If you are going away for the holidays or have relatives coming here from other parts of the country, you might consider giving a bottle or two from one of our "local" wineries. Virginia's Meredyth and Maryland's Montraby, Boordy and Provenza can be found at various wine shops.

This has not been a stellar year for wine books. One that will attract considerable attention and presents a spectrum of the world's wines and wineries is "Drinking Wine" by David Peppercorn, Brian Cooper and Elwyn Blacker (Harbor House, $12.95). Among older works, there is the updated, seventh edition of "Frank Schoolmaker's Encyclopedia of Wine" (Hastings House, $12.95), Hugh Johnson's "Wine and "The World Atlas of Wine" (both Simon and Schuster) and Alexis Bespaloff's "Fireside Book of Wine" ($12.95, Simon and Schuster).

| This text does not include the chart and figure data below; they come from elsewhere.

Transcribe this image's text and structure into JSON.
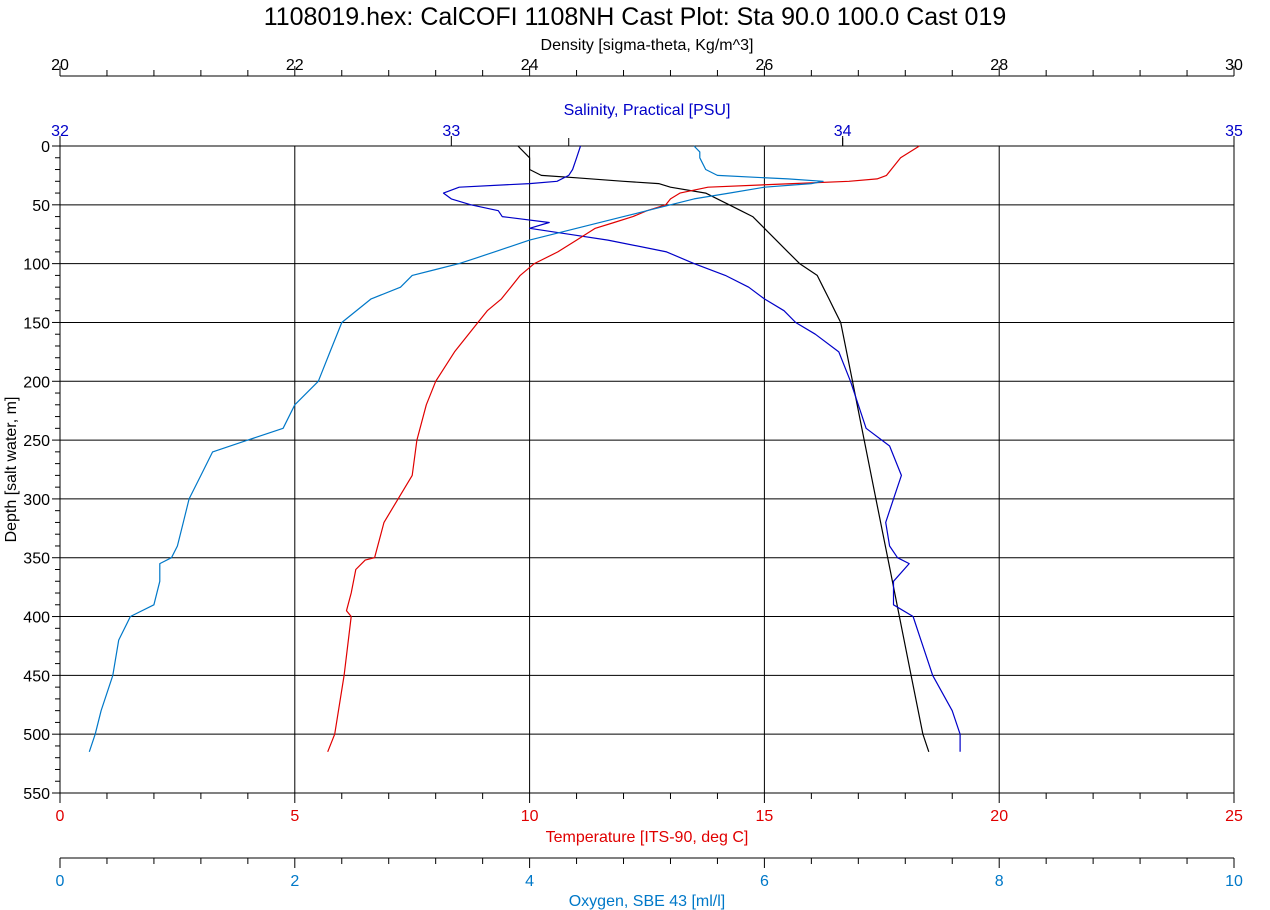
{
  "colors": {
    "density": "#000000",
    "salinity": "#0000c8",
    "temperature": "#e00000",
    "oxygen": "#0078c8",
    "grid": "#000000"
  },
  "chart_data": {
    "type": "line",
    "title": "1108019.hex: CalCOFI 1108NH Cast Plot: Sta 90.0 100.0 Cast 019",
    "grid": true,
    "y_axis": {
      "label": "Depth [salt water, m]",
      "range": [
        0,
        550
      ],
      "inverted": true,
      "ticks": [
        "0",
        "50",
        "100",
        "150",
        "200",
        "250",
        "300",
        "350",
        "400",
        "450",
        "500",
        "550"
      ]
    },
    "x_axes": [
      {
        "id": "density",
        "position": "top",
        "label": "Density [sigma-theta, Kg/m^3]",
        "range": [
          20,
          30
        ],
        "ticks": [
          "20",
          "22",
          "24",
          "26",
          "28",
          "30"
        ]
      },
      {
        "id": "salinity",
        "position": "top",
        "label": "Salinity, Practical [PSU]",
        "range": [
          32,
          35
        ],
        "ticks": [
          "32",
          "33",
          "34",
          "35"
        ]
      },
      {
        "id": "temperature",
        "position": "bottom",
        "label": "Temperature [ITS-90, deg C]",
        "range": [
          0,
          25
        ],
        "ticks": [
          "0",
          "5",
          "10",
          "15",
          "20",
          "25"
        ]
      },
      {
        "id": "oxygen",
        "position": "bottom",
        "label": "Oxygen, SBE 43 [ml/l]",
        "range": [
          0,
          10
        ],
        "ticks": [
          "0",
          "2",
          "4",
          "6",
          "8",
          "10"
        ]
      }
    ],
    "series": [
      {
        "axis": "density",
        "depth": [
          0,
          10,
          20,
          25,
          27,
          30,
          32,
          35,
          40,
          45,
          50,
          55,
          60,
          70,
          80,
          90,
          100,
          110,
          120,
          130,
          140,
          150,
          175,
          200,
          250,
          300,
          350,
          400,
          450,
          500,
          515
        ],
        "values": [
          23.9,
          24.0,
          24.0,
          24.1,
          24.4,
          24.8,
          25.1,
          25.2,
          25.5,
          25.6,
          25.7,
          25.8,
          25.9,
          26.0,
          26.1,
          26.2,
          26.3,
          26.45,
          26.5,
          26.55,
          26.6,
          26.65,
          26.7,
          26.75,
          26.85,
          26.95,
          27.05,
          27.15,
          27.25,
          27.35,
          27.4
        ]
      },
      {
        "axis": "salinity",
        "depth": [
          0,
          10,
          20,
          25,
          30,
          32,
          35,
          40,
          45,
          50,
          55,
          60,
          65,
          70,
          75,
          80,
          90,
          100,
          110,
          120,
          130,
          140,
          150,
          160,
          175,
          200,
          220,
          240,
          255,
          280,
          300,
          320,
          340,
          350,
          355,
          370,
          390,
          400,
          420,
          450,
          480,
          500,
          515
        ],
        "values": [
          33.33,
          33.32,
          33.31,
          33.3,
          33.27,
          33.2,
          33.02,
          32.98,
          33.0,
          33.05,
          33.12,
          33.13,
          33.25,
          33.2,
          33.3,
          33.4,
          33.55,
          33.62,
          33.7,
          33.76,
          33.8,
          33.85,
          33.88,
          33.93,
          33.99,
          34.02,
          34.04,
          34.06,
          34.12,
          34.15,
          34.13,
          34.11,
          34.12,
          34.14,
          34.17,
          34.13,
          34.13,
          34.18,
          34.2,
          34.23,
          34.28,
          34.3,
          34.3
        ]
      },
      {
        "axis": "temperature",
        "depth": [
          0,
          5,
          10,
          15,
          20,
          25,
          28,
          30,
          32,
          35,
          40,
          45,
          50,
          55,
          60,
          65,
          70,
          80,
          90,
          100,
          110,
          120,
          130,
          140,
          150,
          175,
          200,
          220,
          250,
          280,
          300,
          320,
          350,
          352,
          360,
          380,
          395,
          400,
          450,
          500,
          515
        ],
        "values": [
          18.3,
          18.1,
          17.9,
          17.8,
          17.7,
          17.6,
          17.4,
          16.8,
          15.6,
          13.8,
          13.2,
          13.0,
          12.9,
          12.5,
          12.2,
          11.8,
          11.4,
          11.0,
          10.6,
          10.1,
          9.8,
          9.6,
          9.4,
          9.1,
          8.9,
          8.4,
          8.0,
          7.8,
          7.6,
          7.5,
          7.2,
          6.9,
          6.7,
          6.5,
          6.3,
          6.2,
          6.1,
          6.2,
          6.05,
          5.85,
          5.7
        ]
      },
      {
        "axis": "oxygen",
        "depth": [
          0,
          5,
          10,
          20,
          25,
          28,
          30,
          32,
          35,
          40,
          45,
          50,
          55,
          60,
          70,
          80,
          90,
          95,
          100,
          105,
          110,
          120,
          130,
          150,
          175,
          200,
          220,
          240,
          250,
          260,
          280,
          300,
          320,
          340,
          350,
          355,
          370,
          390,
          400,
          420,
          450,
          480,
          500,
          515
        ],
        "values": [
          5.4,
          5.45,
          5.45,
          5.5,
          5.6,
          6.2,
          6.5,
          6.4,
          6.0,
          5.7,
          5.4,
          5.2,
          5.0,
          4.8,
          4.4,
          4.0,
          3.7,
          3.55,
          3.4,
          3.2,
          3.0,
          2.9,
          2.65,
          2.4,
          2.3,
          2.2,
          2.0,
          1.9,
          1.6,
          1.3,
          1.2,
          1.1,
          1.05,
          1.0,
          0.95,
          0.85,
          0.85,
          0.8,
          0.6,
          0.5,
          0.45,
          0.35,
          0.3,
          0.25
        ]
      }
    ]
  }
}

Instead of a book, you might consider buying a subscription to a wine newsletter. There are several handfuls on the market, but here are three good ones with different personalities. Robert Finigan's Private Guide to Wines ($24 if ordered by Dec. 31 from 100 Bush St., San Francisco, Ca. 14104) is a month evaluation of European and California wines, personalized and pungent. The Wine Advocate ($15 for six issues a year from 1002 Hillside View, Parkton, Md., 21120) features exhaustive, evaluation by editor Robert M. Parker Jr. of wines by type as well as best buys and wine shop profiles. The only publication to examine the local (Washington and Baltimore) wine scene in such detail. Moody's Wine Review ($20 for 12 issues a year from 1307 Post Oak Park Drive, Houston, Tex. 77027. Edited by Denman Moody, Jr.). A well-written and informative publication for the serious wine collector.